Structured outputs — when free-form fails

hard

Learn with your AI

Open this lesson in your favourite AI. It'll walk you through the why, explain the demo, and quiz you on the try-it list.

Open in Claude Open in ChatGPT

Why this matters

Agents often produce structured data, not prose: a JSON object, a function-call schema, a row of fields. Free-form text outputs are fragile to parse, hallucinate fields, and break downstream code. Structured outputs (Anthropic 'tool use as response', OpenAI JSON mode, Outlines/Instructor for local models) force the model to emit data matching a schema. The result is bulletproof parsing and dramatically lower failure rates.

Demo

Patterns: (1) Tool calling as response — define an output tool with your schema; force the model to call it. (2) OpenAI structured outputs with response_format: json_schema. (3) Pydantic + Instructor for local validation.
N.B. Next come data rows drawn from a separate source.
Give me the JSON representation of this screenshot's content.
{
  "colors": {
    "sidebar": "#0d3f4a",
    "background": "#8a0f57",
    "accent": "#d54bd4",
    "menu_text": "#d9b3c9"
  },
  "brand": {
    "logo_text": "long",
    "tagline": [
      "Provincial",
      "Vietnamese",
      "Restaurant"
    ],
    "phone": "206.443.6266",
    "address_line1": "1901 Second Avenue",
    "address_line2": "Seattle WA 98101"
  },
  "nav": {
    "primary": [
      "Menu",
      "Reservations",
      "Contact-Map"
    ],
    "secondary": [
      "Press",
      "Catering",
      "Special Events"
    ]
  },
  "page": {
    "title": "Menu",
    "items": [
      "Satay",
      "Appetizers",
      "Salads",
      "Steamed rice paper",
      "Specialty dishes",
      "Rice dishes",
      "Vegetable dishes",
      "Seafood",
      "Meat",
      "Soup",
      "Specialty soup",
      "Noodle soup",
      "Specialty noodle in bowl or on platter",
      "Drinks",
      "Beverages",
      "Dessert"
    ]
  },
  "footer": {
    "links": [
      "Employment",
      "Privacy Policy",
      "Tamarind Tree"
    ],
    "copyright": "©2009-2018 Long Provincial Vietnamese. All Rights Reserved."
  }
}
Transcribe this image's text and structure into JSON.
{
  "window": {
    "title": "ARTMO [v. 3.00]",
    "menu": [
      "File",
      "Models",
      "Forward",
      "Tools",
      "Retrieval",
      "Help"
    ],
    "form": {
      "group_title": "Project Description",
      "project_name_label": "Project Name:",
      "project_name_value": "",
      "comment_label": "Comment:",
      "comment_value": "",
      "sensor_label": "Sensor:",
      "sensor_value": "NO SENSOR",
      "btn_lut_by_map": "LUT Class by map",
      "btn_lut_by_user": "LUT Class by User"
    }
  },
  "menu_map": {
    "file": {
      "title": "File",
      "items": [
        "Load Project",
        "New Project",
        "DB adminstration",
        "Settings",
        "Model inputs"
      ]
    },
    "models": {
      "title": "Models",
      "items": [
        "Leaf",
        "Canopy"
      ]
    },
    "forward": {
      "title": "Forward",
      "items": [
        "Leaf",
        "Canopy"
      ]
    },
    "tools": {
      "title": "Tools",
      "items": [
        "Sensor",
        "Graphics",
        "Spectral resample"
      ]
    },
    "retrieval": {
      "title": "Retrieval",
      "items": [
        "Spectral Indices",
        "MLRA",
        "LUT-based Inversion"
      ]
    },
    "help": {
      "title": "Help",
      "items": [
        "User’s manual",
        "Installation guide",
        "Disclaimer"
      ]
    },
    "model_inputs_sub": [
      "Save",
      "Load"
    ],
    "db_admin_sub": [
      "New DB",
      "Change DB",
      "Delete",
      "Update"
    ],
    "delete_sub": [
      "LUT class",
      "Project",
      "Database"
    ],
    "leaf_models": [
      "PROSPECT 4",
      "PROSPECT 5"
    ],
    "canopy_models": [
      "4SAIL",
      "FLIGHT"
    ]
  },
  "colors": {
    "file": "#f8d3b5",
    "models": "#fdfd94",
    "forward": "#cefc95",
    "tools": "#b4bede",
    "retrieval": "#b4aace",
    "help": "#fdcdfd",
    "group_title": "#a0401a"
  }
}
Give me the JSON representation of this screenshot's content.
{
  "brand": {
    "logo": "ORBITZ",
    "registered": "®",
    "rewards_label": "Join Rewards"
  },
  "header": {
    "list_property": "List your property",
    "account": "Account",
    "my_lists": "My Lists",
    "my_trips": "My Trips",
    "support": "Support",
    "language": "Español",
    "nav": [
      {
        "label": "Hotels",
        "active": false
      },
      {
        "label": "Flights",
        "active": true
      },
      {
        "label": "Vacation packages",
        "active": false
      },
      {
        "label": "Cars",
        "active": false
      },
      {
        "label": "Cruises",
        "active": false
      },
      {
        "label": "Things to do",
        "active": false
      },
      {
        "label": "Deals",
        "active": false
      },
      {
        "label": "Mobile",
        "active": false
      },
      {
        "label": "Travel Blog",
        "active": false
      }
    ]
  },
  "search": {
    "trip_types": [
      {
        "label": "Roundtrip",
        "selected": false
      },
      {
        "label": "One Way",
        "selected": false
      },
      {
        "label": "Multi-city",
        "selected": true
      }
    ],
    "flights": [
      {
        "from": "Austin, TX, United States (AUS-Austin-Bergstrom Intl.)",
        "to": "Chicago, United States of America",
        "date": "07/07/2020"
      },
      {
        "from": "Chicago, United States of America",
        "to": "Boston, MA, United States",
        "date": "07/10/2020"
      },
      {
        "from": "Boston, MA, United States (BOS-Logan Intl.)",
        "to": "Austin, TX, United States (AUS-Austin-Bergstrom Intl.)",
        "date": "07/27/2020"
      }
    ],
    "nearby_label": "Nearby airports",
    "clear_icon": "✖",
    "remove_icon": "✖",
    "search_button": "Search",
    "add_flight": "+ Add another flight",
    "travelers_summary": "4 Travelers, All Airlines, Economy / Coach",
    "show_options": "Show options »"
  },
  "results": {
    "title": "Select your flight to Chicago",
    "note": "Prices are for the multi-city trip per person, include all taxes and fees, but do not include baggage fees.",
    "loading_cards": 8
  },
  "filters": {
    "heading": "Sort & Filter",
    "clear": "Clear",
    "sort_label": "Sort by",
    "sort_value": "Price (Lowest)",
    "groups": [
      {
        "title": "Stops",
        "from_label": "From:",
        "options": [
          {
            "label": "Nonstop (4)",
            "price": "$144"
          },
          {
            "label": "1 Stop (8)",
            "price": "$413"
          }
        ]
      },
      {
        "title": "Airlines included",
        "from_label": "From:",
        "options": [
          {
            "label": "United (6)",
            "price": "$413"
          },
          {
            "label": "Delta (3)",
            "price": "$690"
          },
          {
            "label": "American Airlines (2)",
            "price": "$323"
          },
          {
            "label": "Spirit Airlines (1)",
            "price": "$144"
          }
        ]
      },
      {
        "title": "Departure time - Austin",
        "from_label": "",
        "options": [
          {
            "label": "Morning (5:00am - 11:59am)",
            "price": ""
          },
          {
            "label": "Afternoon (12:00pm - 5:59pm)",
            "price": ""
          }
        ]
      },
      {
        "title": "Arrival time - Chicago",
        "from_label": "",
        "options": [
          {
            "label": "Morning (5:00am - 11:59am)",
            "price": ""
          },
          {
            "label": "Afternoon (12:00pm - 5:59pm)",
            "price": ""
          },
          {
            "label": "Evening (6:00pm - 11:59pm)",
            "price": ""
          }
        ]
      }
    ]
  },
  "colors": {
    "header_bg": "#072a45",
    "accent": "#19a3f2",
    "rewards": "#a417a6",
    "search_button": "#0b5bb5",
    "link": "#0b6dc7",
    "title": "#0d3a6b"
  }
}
The trick: a schema with explicit field types and descriptions prevents 95% of 'the model gave me a string when I wanted a number' bugs. Combine with retry-on-validation-fail for the remaining 5%.

Try it yourself

Find a place in your agent that parses LLM output text into structure. Switch to structured outputs. Watch the bug rate drop.
Define schemas with field descriptions, not just types. 'category: str' is less useful than 'category: str (one of: A, B, C)'.
Add retry-on-validation-error: if the model's output fails Pydantic validation, send it back with the error message and ask for a fix.
For complex schemas (10+ fields), break them into nested objects. Easier for the model to reason about.

Prompt your AI

Use these three in order. Each builds on the one before.

1. Basics & terminology

Why prefer structured outputs over text-parsing? Give one concrete bug each prevents.

2. Why it works (the mechanism)

Walk me through 'tool_choice: forced' in Anthropic: how does forcing a specific tool change the model's generation?

3. Advanced — application & what's next

Design a structured output for an agent that produces a multi-step plan (5 steps, each with 'tool_to_call', 'reasoning', 'expected_output'). What's the schema and how do you validate?